Die Insel der besonderen Kinder
Fantasy
Wenn man andersartig, seltsam und ungewöhnlich sehen wollte, war Tim Burton seit jeher eine sichere Anlaufstelle. Mit Filmen wie „Edward mit den Scherenhänden“, „Beetlejuice“, „Nightmare Before Christmas“, „Sleepy Hollow“und „Corpse Bride“sicherte er sich den inoffiziellen Posten als Großmeister der gruseligen Niedlichkeit. Mit seinen detailreichen und liebevoll makaber inszenierten Figuren machte er Andersartigkeit erstrebenswert, und gab den düster veranlagten unter uns genau die Ästhetik, in der wir uns Zuhause fühlten. Kurz: Burton war der Filmemacher für die Seltsamen und Besonderen. Seit einer Weile fühlen sich seine Filme aber nicht mehr ganz so schaurig-schön an wie früher.

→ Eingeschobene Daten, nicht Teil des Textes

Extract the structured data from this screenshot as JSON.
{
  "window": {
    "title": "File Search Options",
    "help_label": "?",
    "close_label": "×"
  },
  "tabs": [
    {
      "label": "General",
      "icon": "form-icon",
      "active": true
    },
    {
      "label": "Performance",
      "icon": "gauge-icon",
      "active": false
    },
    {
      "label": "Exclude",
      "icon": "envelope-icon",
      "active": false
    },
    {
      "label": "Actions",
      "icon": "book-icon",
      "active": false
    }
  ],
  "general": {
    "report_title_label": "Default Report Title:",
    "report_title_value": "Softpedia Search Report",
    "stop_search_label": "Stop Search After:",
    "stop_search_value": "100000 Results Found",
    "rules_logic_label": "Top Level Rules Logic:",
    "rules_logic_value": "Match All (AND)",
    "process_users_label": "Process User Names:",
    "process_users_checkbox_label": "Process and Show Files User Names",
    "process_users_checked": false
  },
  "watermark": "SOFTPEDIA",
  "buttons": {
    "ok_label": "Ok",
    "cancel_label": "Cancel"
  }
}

Die Vergangenheit ist jetzt
Der Teenager Jake (Asa Butterfield) hat Zeit seines Lebens das Gefühl, nicht in seine Welt, das moderne Florida, zu passen. Das kann an den Geschichten liegen, die ihm sein Großvater früher erzählt hat und an die er so lange glaubte. Es sind Geschichten von einem Kinderheim in Wales, in dem eine Miss Peregrine (Eva Green) Pfeife rauchend über ganz besondere Kinder wacht. Emma (Ella Purnell) ist beispielsweise leichter als Luft, muss daher Bleischuhe tragen und sieht dank ihrer riesigen Augen fast aus wie eines der Bilder aus „Big Eyes“(ebenfalls von Burton). Olive (Lauren McCrostie) muss Handschuhe tragen, um nicht mit ihren Händen alles in Flammen aufgehen zu lassen, und Millard (Cameron King) ist sogar unsichtbar. So setzt sich die Liste der besonderen Kinder fort, mit denen Großvater Abe (Terence Stamp) bis 1943 seine Jugend verbrachte. Als Abe plötzlich auf mysteriöse Art zu Tode kommt und ihm dabei sogar seine Augen geraubt werden, möchte Jake die Insel sehen, um mit dem Tod seines Großvaters abzuschließen. Erst ist er enttäuscht, als sich zeigt, dass das Heim in Ruinen liegt, weil es 1943 von einer Bombe getroffen wurde. Allerdings kommt alles ganz anders: Die Geschichten des alten Mannes sind wahr. In einer von Miss Peregrine erstellten Zeitschleife sind die Kinder am Leben, und erleben immer wieder den 3. September 1943, den
Tag an dem die Bombe fiel.
Schön sonderbare Besetzung
Besonders Eva Green bestimmt den Ton des Films. Als jemand, der sowohl in „Der goldene Kompass“, „Franklyn“und „Penny Dreadful“schon auf düstere Art das jeweils Fantastische, Morbide und Gruselige verkörpert hat, ist sie einer der Charakterköpfe in „Die Insel der besonderen Kinder“. Auch Hauptdarsteller Asa Butterfield und Ella Purnell als (nur buchstäblich) leichtes Mädchen Emma sind wirklich gut besetzt. Den Bösewicht Barron spielt Samuel L. Jackson. Die jüngeren Kinder sind auf manchmal schaurige Art richtig süß. Vielleicht ist es gerade deshalb so schade, dass man so wenig über sie erfährt. Im Original heißt der Film, basierend auf dem gleichnamigen Jugendroman von Ransom Riggs, „Miss Peregrine’s Home For Peculiar Children“. Das Wort „peculiar“bedeutet nicht nur besonders, sondern auch seltsam, auffällig und sonderlich. Gerade weil sie als sonderlich aufgefasst werden, verstecken Frauen wie Miss Peregrine sie in Zeitschleifen, damit sie dort in Sicherheit vor Verfolgungen sind. Beinahe jedes der Kinder ist so oberflächlich gezeichnet, dass man außer den Besonderheiten kaum etwas über ihre Hintergründe und ihre Persönlichkeiten erfährt. Dadurch werden die Kinder, die eigentlich wegen ihrer Eigenschaften zu Außenseitern geworden sind, genau hierauf reduziert: Sie sind sonderbar. Zudem wirkt der Film durch die kompakte Handlung etwas voll gestopft.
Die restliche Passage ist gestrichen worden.